Inégale répudiation

Délicate question que celle de la répudiation. Délicate parce que la vocation universaliste de nos grands principes occidentaux agace le reste du monde.

Alors que, par pragmatisme surtout, la jurisprudence des tribunaux français reconnaissait, jusqu’à il y a peu, et sous certaines conditions, la faculté de répudiation donnée aux maris dans certains pays musulmans, deux arrêts de cassation sont venus mettre définitivement fin à cette doctrine, plaçant l’entière communauté des résidents français sous l’empire de la loi française et européenne, et sous son empire seulement.

 

C’est ainsi que, le 25 octobre dernier, par un arrêt remarqué, la 1e chambre civile de la Cour de Cassation s’est interrogée sur le point de savoir si le jugement d’un tribunal marocain prononçant un divorce par répudiation unilatérale du mari devait être ou non reconnu en France.

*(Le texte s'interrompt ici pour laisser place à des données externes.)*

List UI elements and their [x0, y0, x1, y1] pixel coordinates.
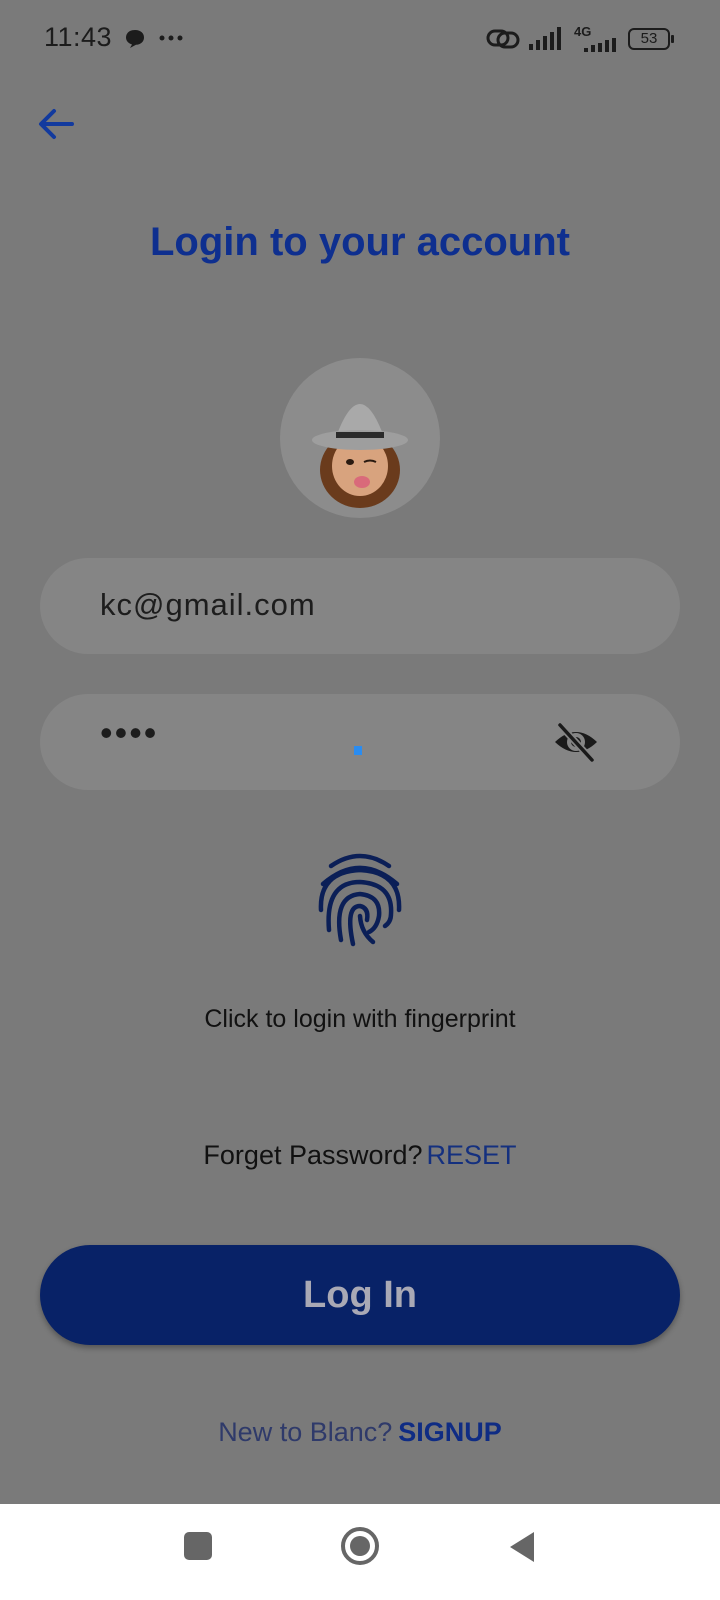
avatar[interactable] [280, 358, 440, 518]
battery-level: 53 [640, 30, 658, 47]
signal-icon [529, 27, 561, 50]
signal-icon [584, 38, 616, 52]
fingerprint-icon[interactable] [315, 852, 405, 948]
link-icon [486, 29, 520, 49]
forgot-password-label: Forget Password? [203, 1140, 423, 1170]
reset-link[interactable]: RESET [427, 1140, 517, 1170]
chat-bubble-icon [126, 30, 144, 48]
back-arrow-icon[interactable] [32, 100, 80, 148]
password-value: •••• [100, 712, 159, 753]
fingerprint-label: Click to login with fingerprint [204, 1005, 516, 1033]
memoji-illustration [312, 404, 408, 508]
email-field[interactable]: kc@gmail.com [40, 558, 680, 654]
status-bar: 11:43 4G 53 [0, 0, 720, 80]
password-field[interactable]: •••• [40, 694, 680, 790]
battery-tip [671, 35, 674, 43]
home-icon[interactable] [340, 1526, 380, 1566]
text-cursor [354, 746, 362, 755]
network-type: 4G [574, 24, 592, 39]
status-time: 11:43 [44, 22, 113, 52]
more-icon [159, 35, 183, 41]
forgot-password-row: Forget Password? RESET [0, 1140, 720, 1171]
login-button[interactable]: Log In [40, 1245, 680, 1345]
recents-icon[interactable] [182, 1530, 214, 1562]
eye-off-icon[interactable] [552, 720, 600, 764]
email-value: kc@gmail.com [100, 587, 316, 622]
navigation-bar [0, 1504, 720, 1600]
signup-link[interactable]: SIGNUP [398, 1417, 502, 1447]
page-title: Login to your account [150, 220, 570, 264]
signup-question: New to Blanc? [218, 1417, 393, 1447]
back-nav-icon[interactable] [506, 1530, 538, 1564]
battery-icon: 53 [628, 28, 670, 50]
signup-row: New to Blanc? SIGNUP [0, 1417, 720, 1448]
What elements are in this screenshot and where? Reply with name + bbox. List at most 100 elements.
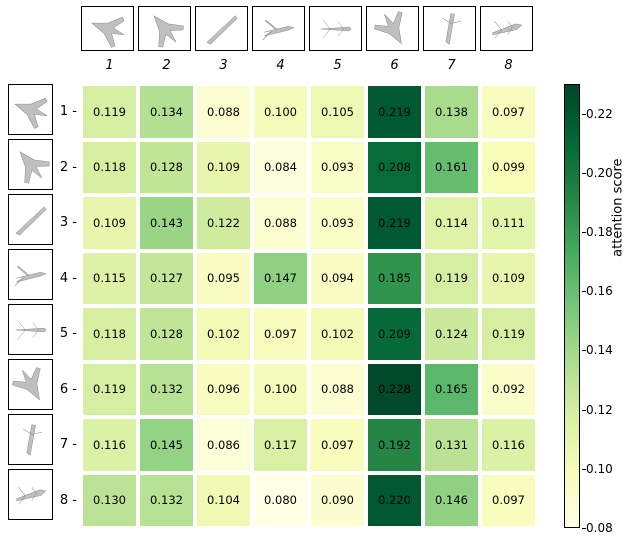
heatmap-cell: 0.165	[423, 362, 480, 418]
airplane-icon	[371, 10, 415, 48]
heatmap-cell: 0.093	[309, 140, 366, 196]
airplane-icon	[12, 89, 50, 131]
heatmap-cell: 0.119	[81, 84, 138, 140]
row-thumbnails	[8, 84, 53, 520]
airplane-icon	[485, 10, 529, 48]
row-thumb-4	[8, 249, 53, 300]
heatmap-cell: 0.097	[480, 473, 537, 529]
colorbar-gradient	[564, 84, 580, 528]
heatmap-cell: 0.100	[252, 362, 309, 418]
heatmap: 0.1190.1340.0880.1000.1050.2190.1380.097…	[81, 84, 537, 531]
heatmap-cell: 0.145	[138, 417, 195, 473]
heatmap-cell: 0.128	[138, 306, 195, 362]
heatmap-cell: 0.097	[480, 84, 537, 140]
heatmap-cell: 0.109	[195, 140, 252, 196]
row-thumb-7	[8, 414, 53, 465]
row-thumb-5	[8, 304, 53, 355]
heatmap-cell: 0.119	[423, 251, 480, 307]
heatmap-cell: 0.132	[138, 473, 195, 529]
row-thumb-6	[8, 359, 53, 410]
heatmap-cell: 0.118	[81, 306, 138, 362]
heatmap-cell: 0.117	[252, 417, 309, 473]
col-label: 3	[195, 58, 252, 78]
heatmap-cell: 0.114	[423, 195, 480, 251]
airplane-icon	[12, 419, 50, 461]
heatmap-cell: 0.111	[480, 195, 537, 251]
heatmap-cell: 0.132	[138, 362, 195, 418]
col-label: 6	[366, 58, 423, 78]
heatmap-cell: 0.220	[366, 473, 423, 529]
colorbar-tick: 0.12	[586, 403, 613, 417]
col-label: 8	[480, 58, 537, 78]
heatmap-cell: 0.219	[366, 84, 423, 140]
heatmap-cell: 0.102	[195, 306, 252, 362]
heatmap-cell: 0.080	[252, 473, 309, 529]
col-thumb-4	[252, 6, 305, 51]
heatmap-cell: 0.147	[252, 251, 309, 307]
airplane-icon	[86, 10, 130, 48]
heatmap-cell: 0.088	[309, 362, 366, 418]
airplane-icon	[257, 10, 301, 48]
airplane-icon	[200, 10, 244, 48]
row-label: 3 -	[55, 195, 81, 251]
heatmap-cell: 0.084	[252, 140, 309, 196]
row-thumb-1	[8, 84, 53, 135]
col-label: 4	[252, 58, 309, 78]
colorbar-tick: 0.20	[586, 166, 613, 180]
heatmap-cell: 0.146	[423, 473, 480, 529]
heatmap-cell: 0.185	[366, 251, 423, 307]
heatmap-cell: 0.131	[423, 417, 480, 473]
heatmap-cell: 0.119	[81, 362, 138, 418]
heatmap-cell: 0.122	[195, 195, 252, 251]
colorbar-ticks: 0.080.100.120.140.160.180.200.22	[582, 84, 622, 528]
colorbar	[564, 84, 580, 528]
row-label: 4 -	[55, 251, 81, 307]
row-label: 7 -	[55, 417, 81, 473]
heatmap-cell: 0.099	[480, 140, 537, 196]
airplane-icon	[314, 10, 358, 48]
colorbar-label: attention score	[611, 158, 626, 256]
heatmap-cell: 0.143	[138, 195, 195, 251]
col-thumb-6	[366, 6, 419, 51]
heatmap-cell: 0.102	[309, 306, 366, 362]
row-label: 1 -	[55, 84, 81, 140]
col-thumb-8	[480, 6, 533, 51]
row-axis-labels: 1 - 2 - 3 - 4 - 5 - 6 - 7 - 8 -	[55, 84, 81, 528]
row-label: 8 -	[55, 473, 81, 529]
airplane-icon	[428, 10, 472, 48]
heatmap-cell: 0.128	[138, 140, 195, 196]
heatmap-cell: 0.124	[423, 306, 480, 362]
col-thumb-5	[309, 6, 362, 51]
col-label: 5	[309, 58, 366, 78]
row-thumb-3	[8, 194, 53, 245]
heatmap-cell: 0.116	[81, 417, 138, 473]
heatmap-cell: 0.219	[366, 195, 423, 251]
row-thumb-8	[8, 469, 53, 520]
col-thumb-7	[423, 6, 476, 51]
heatmap-cell: 0.096	[195, 362, 252, 418]
heatmap-cell: 0.109	[81, 195, 138, 251]
column-axis-labels: 1 2 3 4 5 6 7 8	[81, 58, 537, 78]
column-thumbnails	[81, 6, 533, 51]
heatmap-cell: 0.228	[366, 362, 423, 418]
heatmap-cell: 0.208	[366, 140, 423, 196]
heatmap-cell: 0.090	[309, 473, 366, 529]
col-thumb-3	[195, 6, 248, 51]
heatmap-cell: 0.118	[81, 140, 138, 196]
heatmap-cell: 0.192	[366, 417, 423, 473]
col-thumb-1	[81, 6, 134, 51]
heatmap-cell: 0.088	[252, 195, 309, 251]
colorbar-tick: 0.18	[586, 225, 613, 239]
heatmap-cell: 0.095	[195, 251, 252, 307]
heatmap-cell: 0.119	[480, 306, 537, 362]
airplane-icon	[12, 144, 50, 186]
colorbar-tick: 0.22	[586, 107, 613, 121]
heatmap-cell: 0.097	[309, 417, 366, 473]
heatmap-cell: 0.104	[195, 473, 252, 529]
figure: 1 2 3 4 5 6 7 8 1 - 2 - 3 - 4 - 5 - 6 - …	[0, 0, 640, 537]
col-label: 7	[423, 58, 480, 78]
heatmap-cell: 0.097	[252, 306, 309, 362]
heatmap-cell: 0.093	[309, 195, 366, 251]
airplane-icon	[12, 309, 50, 351]
heatmap-cell: 0.134	[138, 84, 195, 140]
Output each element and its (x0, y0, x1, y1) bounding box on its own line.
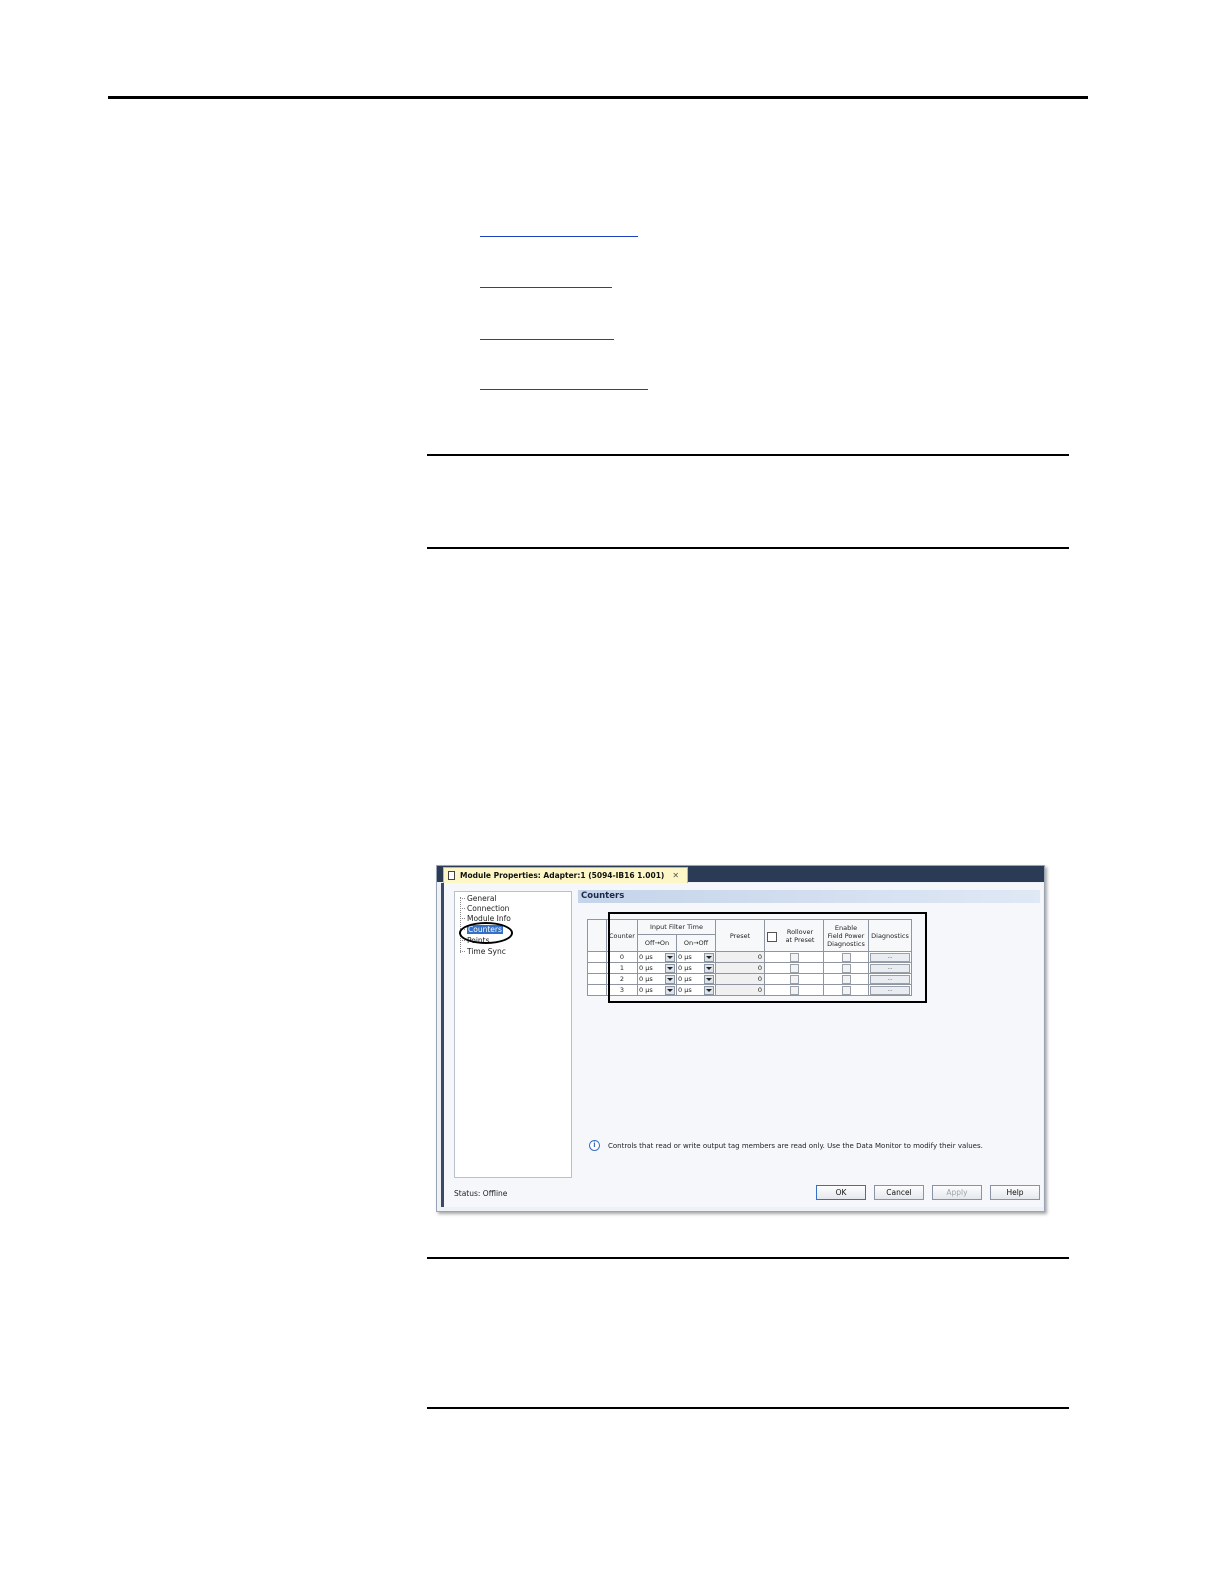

Cet arrêt fait suite et confirme une décision de principe rendue le 17 février 2004 et opérant un revirement dans la jurisprudence antérieure qui se bornait à vérifier, par une appréciation in concreto des causes, le respect de garanties procédurales de nature à protéger les droits de l’épouse – absence de fraude dans le choix du tribunal, respect du principe du contradictoire et des garanties de la défense, compensation financière.

Par motifs empruntés, la Cour de Cassation va ainsi expliquer en quoi la faculté de répudiation unilatérale du mari contrevient au principe d’égalité des époux, consacré par un des protocoles additionnels à la Convention Européenne de Sauvegarde des Droits de l’Homme de 1950, lors de la dissolution du mariage, ainsi qu’à l’ordre public international.

 

Cependant, entendons-nous : le problème ne réside pas tant dans la répudiation elle-même, qui n’est finalement qu’une forme de divorce, mais dans l’inégalité qu’elle instaure entre homme et femme au sein du couple.

C’est bien ainsi que l’a entendu le législateur en France, qui, en votant la loi du 24 mai 2004, a créé le « divorce pour altération définitive du lien conjugal », permettant à l’un des époux d’imposer à l’autre le divorce, sans grief, sans opposition et sans refus possible du juge, consacrant ainsi pudiquement l’existence de la répudiation en droit français.

 

Loin d’être un hommage au Prophète, il s’agissait surtout de reconnaître la vérité des propos tenus un jour par Montesquieu : « Rien ne contribue plus à l’attachement mutuel que la faculté du divorce : un mari et une femme sont portés à soutenir patiemment les peines domestiques, sachant qu’ils sont maîtres de les faire finir ». Toute la pertinence de ce bon mot réside dans le pluriel qui y est employé.

C’est précisément ce qu’ont voulu affirmer nos juges.